As a longtime fascinated observer of civic and nonprofit boards, I’ve noticed some interesting things happen from time to time.
- An elected board member who is a CPA decides that he’s not satisfied with the district’s financials, so he prepares his own version for the directors to review.
- A director who believes ardently in the importance of good process decides that the bylaws are inadequate, so over the weekend writes up her own version and asks the board to adopt it.
- A physician believes that the staff is not being creative enough in envisioning ways to use some newly acquired space, so he recruits an architect friend and prepares a proposal that he presents to the board for its consideration.

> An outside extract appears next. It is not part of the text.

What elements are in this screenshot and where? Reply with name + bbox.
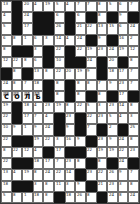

As the saying goes, “What’s wrong with this picture?” These are dedicated professionals who care enormously about the districts they serve. However, by their actions it would appear that they are confused about the scope of their jobs as board members. Simply put, a person elected to a school board is charged with guiding and directing the district’s work, not with physically doing the work.
When interest in a task propels us into excessive involvement, we’re liable to create very serious problems. The examples above are clear-cut, but the same issues crop up over and over again, in more subtle ways. For example, does a school board really want to decide who should coach the high school football team? Do dissatisfied staffers actually feel they should be able to voice complaints to directors? Is the superintendent regularly offered unsolicited advice about how to resolve assignment conflicts? It requires wisdom and detachment to make suggestions without meddling and to present clear thinking in ways that assist rather than hinder the work to be done.
When a board of directors commits to this position, the rewards are enormous. Each part of the team is able to perform its duty, and the overall organization functions well.